Recently, I worked on an interesting case where customer after upgrading an instance of SQL Server 2008 with SP1, the SQL server 2008 services and resources went into a stopped and failed state respectively. The services might appear to come online briefly for few seconds but will fail eventually. Let me share more about it and how I got that fixed.
Here is the environment details
Windows server 2003 R2 SP2 64 bit and versions and editions
SQL Server 2008 64 bit and all versions and editions
Clustered or Non clustered Instance of SQL Server 2008
· Scanning through the SQL Server error log after SQL Server 2008 was upgraded to SP1, could get below details.
Error: 5133, Severity: 16, State: 1
Directory lookup for the file "<path>\MSSQL10.<Instancename>\MSSQL\Data\temp_MS_AgentSigningCertificate_database.mdf" failed with the operating system error 3(The system cannot find the path specified.).

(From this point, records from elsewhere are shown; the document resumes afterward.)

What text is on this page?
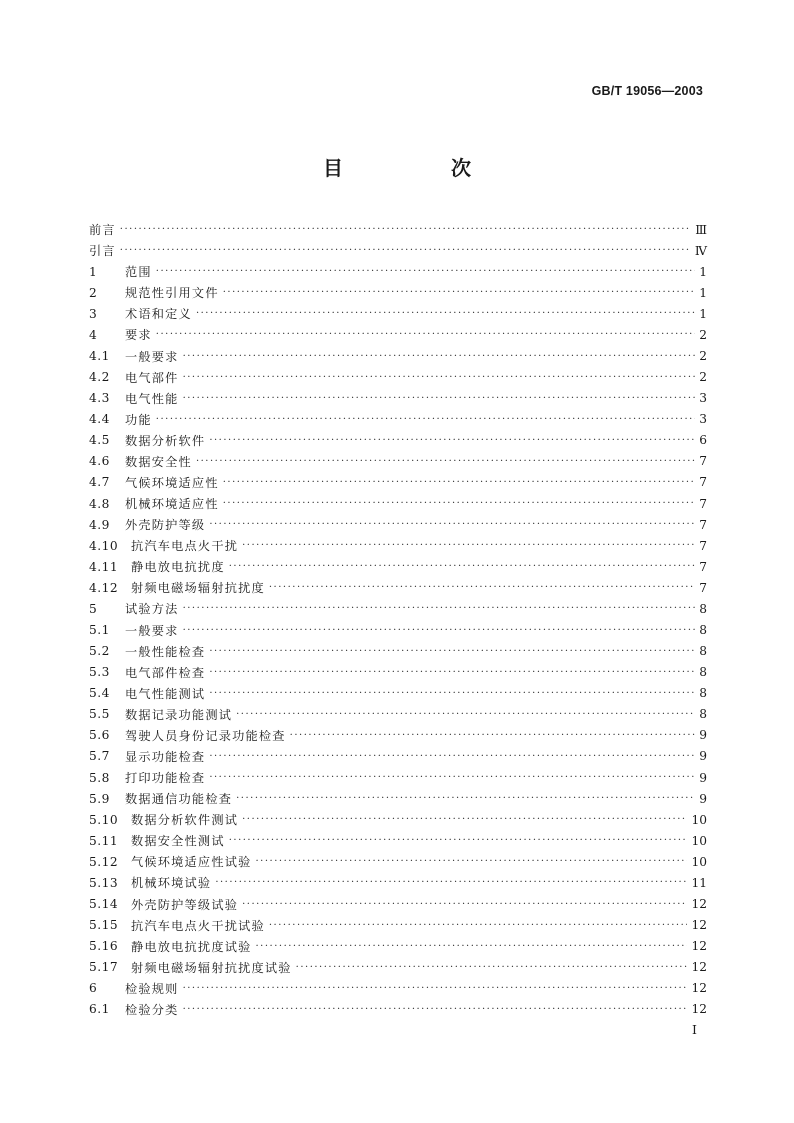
GB/T 19056—2003
目　次
前言 ·····	Ⅲ
引言 ·····	Ⅳ
1	范围 ·····	1
2	规范性引用文件 ·····	1
3	术语和定义 ·····	1
4	要求 ·····	2
4.1	一般要求 ·····	2
4.2	电气部件 ·····	2
4.3	电气性能 ·····	3
4.4	功能 ·····	3
4.5	数据分析软件 ·····	6
4.6	数据安全性 ·····	7
4.7	气候环境适应性 ·····	7
4.8	机械环境适应性 ·····	7
4.9	外壳防护等级 ·····	7
4.10	抗汽车电点火干扰 ·····	7
4.11	静电放电抗扰度 ·····	7
4.12	射频电磁场辐射抗扰度 ·····	7
5	试验方法 ·····	8
5.1	一般要求 ·····	8
5.2	一般性能检查 ·····	8
5.3	电气部件检查 ·····	8
5.4	电气性能测试 ·····	8
5.5	数据记录功能测试 ·····	8
5.6	驾驶人员身份记录功能检查 ·····	9
5.7	显示功能检查 ·····	9
5.8	打印功能检查 ·····	9
5.9	数据通信功能检查 ·····	9
5.10	数据分析软件测试 ·····	10
5.11	数据安全性测试 ·····	10
5.12	气候环境适应性试验 ·····	10
5.13	机械环境试验 ·····	11
5.14	外壳防护等级试验 ·····	12
5.15	抗汽车电点火干扰试验 ·····	12
5.16	静电放电抗扰度试验 ·····	12
5.17	射频电磁场辐射抗扰度试验 ·····	12
6	检验规则 ·····	12
6.1	检验分类 ·····	12
I
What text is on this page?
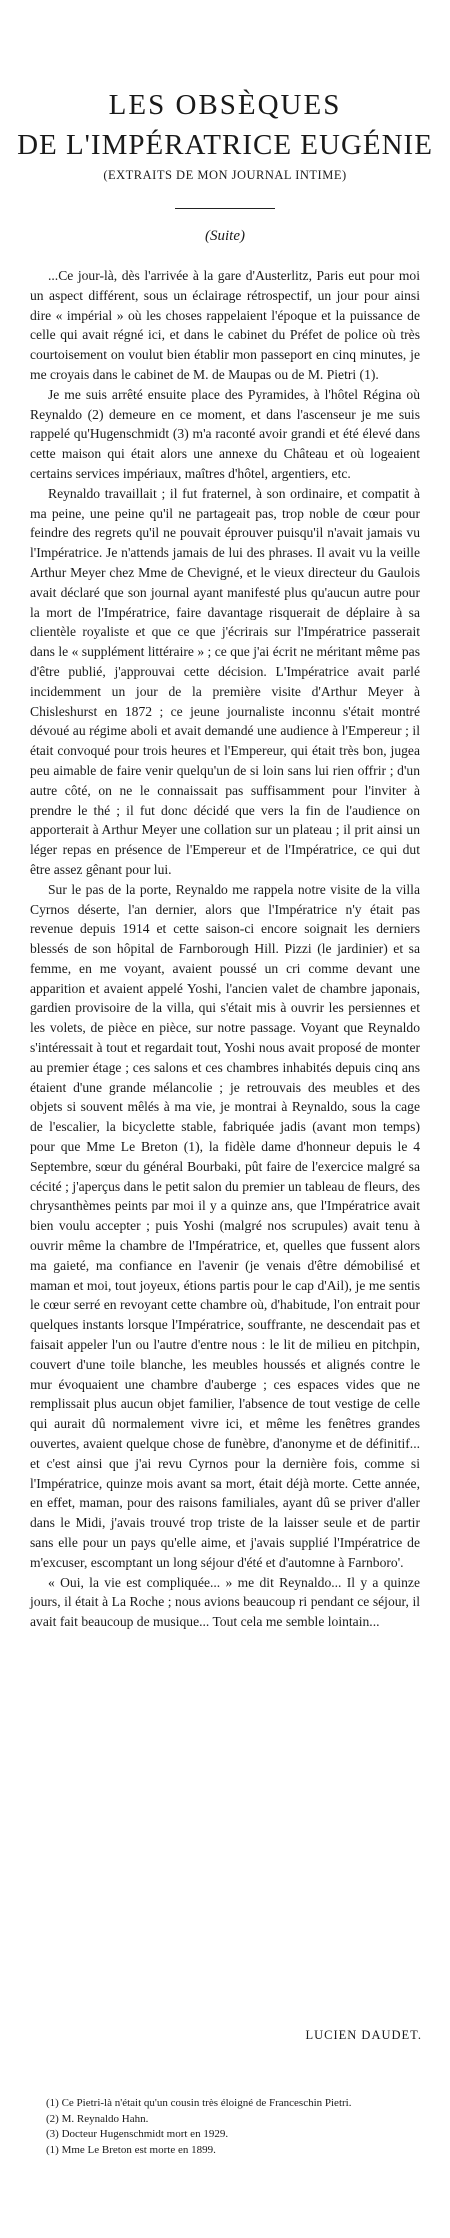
LES OBSÈQUES
DE L'IMPÉRATRICE EUGÉNIE
(EXTRAITS DE MON JOURNAL INTIME)
(Suite)

...Ce jour-là, dès l'arrivée à la gare d'Austerlitz, Paris eut pour moi un aspect différent, sous un éclairage rétrospectif, un jour pour ainsi dire « impérial » où les choses rappelaient l'époque et la puissance de celle qui avait régné ici, et dans le cabinet du Préfet de police où très courtoisement on voulut bien établir mon passeport en cinq minutes, je me croyais dans le cabinet de M. de Maupas ou de M. Pietri (1).

Je me suis arrêté ensuite place des Pyramides, à l'hôtel Régina où Reynaldo (2) demeure en ce moment, et dans l'ascenseur je me suis rappelé qu'Hugenschmidt (3) m'a raconté avoir grandi et été élevé dans cette maison qui était alors une annexe du Château et où logeaient certains services impériaux, maîtres d'hôtel, argentiers, etc.

Reynaldo travaillait ; il fut fraternel, à son ordinaire, et compatit à ma peine, une peine qu'il ne partageait pas, trop noble de cœur pour feindre des regrets qu'il ne pouvait éprouver puisqu'il n'avait jamais vu l'Impératrice. Je n'attends jamais de lui des phrases. Il avait vu la veille Arthur Meyer chez Mme de Chevigné, et le vieux directeur du Gaulois avait déclaré que son journal ayant manifesté plus qu'aucun autre pour la mort de l'Impératrice, faire davantage risquerait de déplaire à sa clientèle royaliste et que ce que j'écrirais sur l'Impératrice passerait dans le « supplément littéraire » ; ce que j'ai écrit ne méritant même pas d'être publié, j'approuvai cette décision. L'Impératrice avait parlé incidemment un jour de la première visite d'Arthur Meyer à Chisleshurst en 1872 ; ce jeune journaliste inconnu s'était montré dévoué au régime aboli et avait demandé une audience à l'Empereur ; il était convoqué pour trois heures et l'Empereur, qui était très bon, jugea peu aimable de faire venir quelqu'un de si loin sans lui rien offrir ; d'un autre côté, on ne le connaissait pas suffisamment pour l'inviter à prendre le thé ; il fut donc décidé que vers la fin de l'audience on apporterait à Arthur Meyer une collation sur un plateau ; il prit ainsi un léger repas en présence de l'Empereur et de l'Impératrice, ce qui dut être assez gênant pour lui.

Sur le pas de la porte, Reynaldo me rappela notre visite de la villa Cyrnos déserte, l'an dernier, alors que l'Impératrice n'y était pas revenue depuis 1914 et cette saison-ci encore soignait les derniers blessés de son hôpital de Farnborough Hill. Pizzi (le jardinier) et sa femme, en me voyant, avaient poussé un cri comme devant une apparition et avaient appelé Yoshi, l'ancien valet de chambre japonais, gardien provisoire de la villa, qui s'était mis à ouvrir les persiennes et les volets, de pièce en pièce, sur notre passage. Voyant que Reynaldo s'intéressait à tout et regardait tout, Yoshi nous avait proposé de monter au premier étage ; ces salons et ces chambres inhabités depuis cinq ans étaient d'une grande mélancolie ; je retrouvais des meubles et des objets si souvent mêlés à ma vie, je montrai à Reynaldo, sous la cage de l'escalier, la bicyclette stable, fabriquée jadis (avant mon temps) pour que Mme Le Breton (1), la fidèle dame d'honneur depuis le 4 Septembre, sœur du général Bourbaki, pût faire de l'exercice malgré sa cécité ; j'aperçus dans le petit salon du premier un tableau de fleurs, des chrysanthèmes peints par moi il y a quinze ans, que l'Impératrice avait bien voulu accepter ; puis Yoshi (malgré nos scrupules) avait tenu à ouvrir même la chambre de l'Impératrice, et, quelles que fussent alors ma gaieté, ma confiance en l'avenir (je venais d'être démobilisé et maman et moi, tout joyeux, étions partis pour le cap d'Ail), je me sentis le cœur serré en revoyant cette chambre où, d'habitude, l'on entrait pour quelques instants lorsque l'Impératrice, souffrante, ne descendait pas et faisait appeler l'un ou l'autre d'entre nous : le lit de milieu en pitchpin, couvert d'une toile blanche, les meubles houssés et alignés contre le mur évoquaient une chambre d'auberge ; ces espaces vides que ne remplissait plus aucun objet familier, l'absence de tout vestige de celle qui aurait dû normalement vivre ici, et même les fenêtres grandes ouvertes, avaient quelque chose de funèbre, d'anonyme et de définitif... et c'est ainsi que j'ai revu Cyrnos pour la dernière fois, comme si l'Impératrice, quinze mois avant sa mort, était déjà morte. Cette année, en effet, maman, pour des raisons familiales, ayant dû se priver d'aller dans le Midi, j'avais trouvé trop triste de la laisser seule et de partir sans elle pour un pays qu'elle aime, et j'avais supplié l'Impératrice de m'excuser, escomptant un long séjour d'été et d'automne à Farnboro'.

« Oui, la vie est compliquée... » me dit Reynaldo... Il y a quinze jours, il était à La Roche ; nous avions beaucoup ri pendant ce séjour, il avait fait beaucoup de musique... Tout cela me semble lointain...

LUCIEN DAUDET.

(1) Ce Pietri-là n'était qu'un cousin très éloigné de Franceschin Pietri.

(2) M. Reynaldo Hahn.

(3) Docteur Hugenschmidt mort en 1929.

(1) Mme Le Breton est morte en 1899.
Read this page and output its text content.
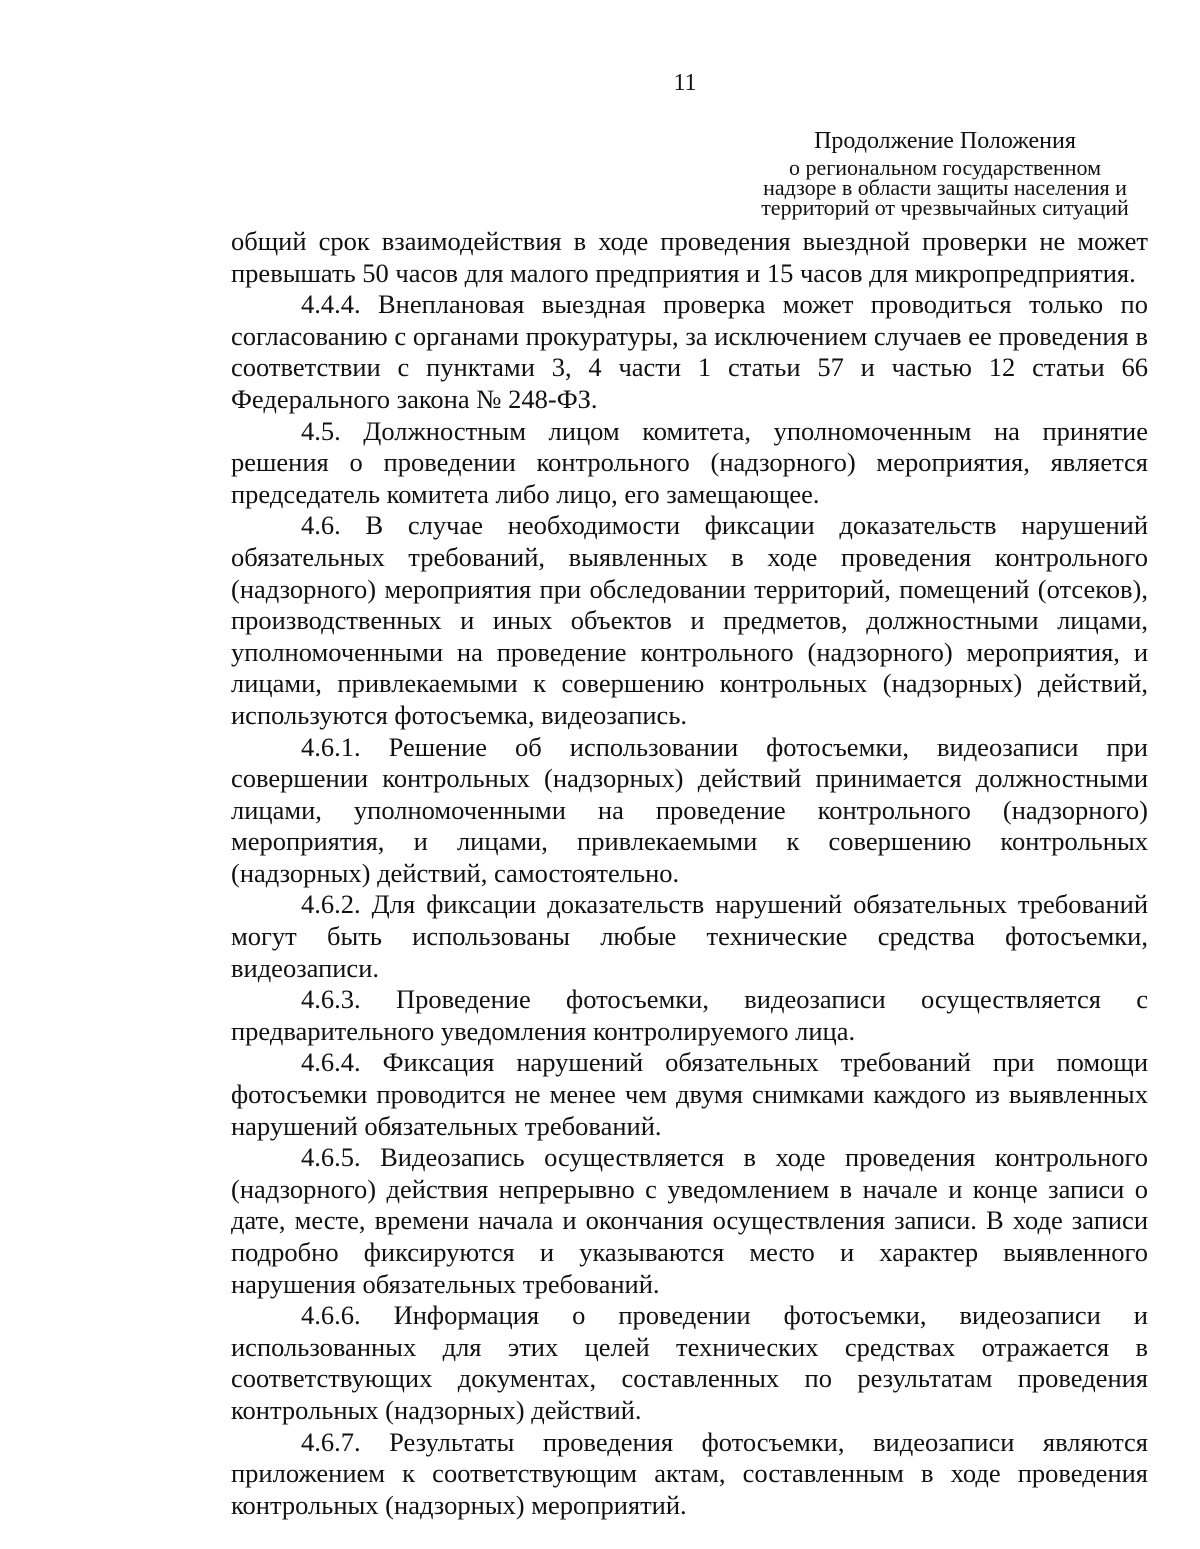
11
Продолжение Положения
о региональном государственном
надзоре в области защиты населения и
территорий от чрезвычайных ситуаций

общий срок взаимодействия в ходе проведения выездной проверки не может превышать 50 часов для малого предприятия и 15 часов для микропредприятия.

4.4.4. Внеплановая выездная проверка может проводиться только по согласованию с органами прокуратуры, за исключением случаев ее проведения в соответствии с пунктами 3, 4 части 1 статьи 57 и частью 12 статьи 66 Федерального закона № 248-ФЗ.

4.5. Должностным лицом комитета, уполномоченным на принятие решения о проведении контрольного (надзорного) мероприятия, является председатель комитета либо лицо, его замещающее.

4.6. В случае необходимости фиксации доказательств нарушений обязательных требований, выявленных в ходе проведения контрольного (надзорного) мероприятия при обследовании территорий, помещений (отсеков), производственных и иных объектов и предметов, должностными лицами, уполномоченными на проведение контрольного (надзорного) мероприятия, и лицами, привлекаемыми к совершению контрольных (надзорных) действий, используются фотосъемка, видеозапись.

4.6.1. Решение об использовании фотосъемки, видеозаписи при совершении контрольных (надзорных) действий принимается должностными лицами, уполномоченными на проведение контрольного (надзорного) мероприятия, и лицами, привлекаемыми к совершению контрольных (надзорных) действий, самостоятельно.

4.6.2. Для фиксации доказательств нарушений обязательных требований могут быть использованы любые технические средства фотосъемки, видеозаписи.

4.6.3. Проведение фотосъемки, видеозаписи осуществляется с предварительного уведомления контролируемого лица.

4.6.4. Фиксация нарушений обязательных требований при помощи фотосъемки проводится не менее чем двумя снимками каждого из выявленных нарушений обязательных требований.

4.6.5. Видеозапись осуществляется в ходе проведения контрольного (надзорного) действия непрерывно с уведомлением в начале и конце записи о дате, месте, времени начала и окончания осуществления записи. В ходе записи подробно фиксируются и указываются место и характер выявленного нарушения обязательных требований.

4.6.6. Информация о проведении фотосъемки, видеозаписи и использованных для этих целей технических средствах отражается в соответствующих документах, составленных по результатам проведения контрольных (надзорных) действий.

4.6.7. Результаты проведения фотосъемки, видеозаписи являются приложением к соответствующим актам, составленным в ходе проведения контрольных (надзорных) мероприятий.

Error: 1802, Severity: 16, State: 1.
CREATE DATABASE failed. Some file names listed could not be created. Check related errors.
· The following errors accompany the above errors. These errors signify that the upgrade script used to upgrade Master database was not executed successfully.
Error: 912, Severity: 21, State: 2.
Script level upgrade for database 'master' failed because upgrade step 'sqlagent100_msdb_upgrade.sql' encountered error 598, state 1, severity 25. This is a serious error condition which might interfere with regular operation and the database will be taken offline. If the error happened during upgrade of the 'master' database, it will prevent the entire SQL Server instance from starting. Examine the previous errorlog entries for errors, take the appropriate corrective actions and re-start the database so that the script upgrade steps run to completion.
Error: 3417, Severity: 21, State: 3.
Cannot recover the master database. SQL Server is unable to run. Restore master from a full backup, repair it, or rebuild it. For more information about how to rebuild the master database, see SQL Server Books Online.
· Additionally, we might see the following errors in the Application event logs
MSSQLSERVER Error Failover 19019 N/A <Server Name> "[sqsrvres] CheckServiceAlive: Service is dead
SQLSERVERAGENT Information Service Control 102 N/A <Server Name> SQLServerAgent service successfully stopped.
MSSQLSERVER Error Failover 19019 N/A <Server Name> "[sqsrvres] OnlineThread: Error 1 bringing resource online.
MSSQLSERVER Error Failover 19019 N/A <Server Name> "[sqsrvres] OnlineThread: service stopped while waiting for QP.
· SQL Server setup creates a database with the data file named temp_MS_AgentSigningCertificate_database.mdf during the process of installation
· The above error is returned when SQL Server is not able to create that database in the default data path because the system cannot find the path specified
· There could be various reasons as to why the path cannot be found. One of the situations could be that the path is invalid.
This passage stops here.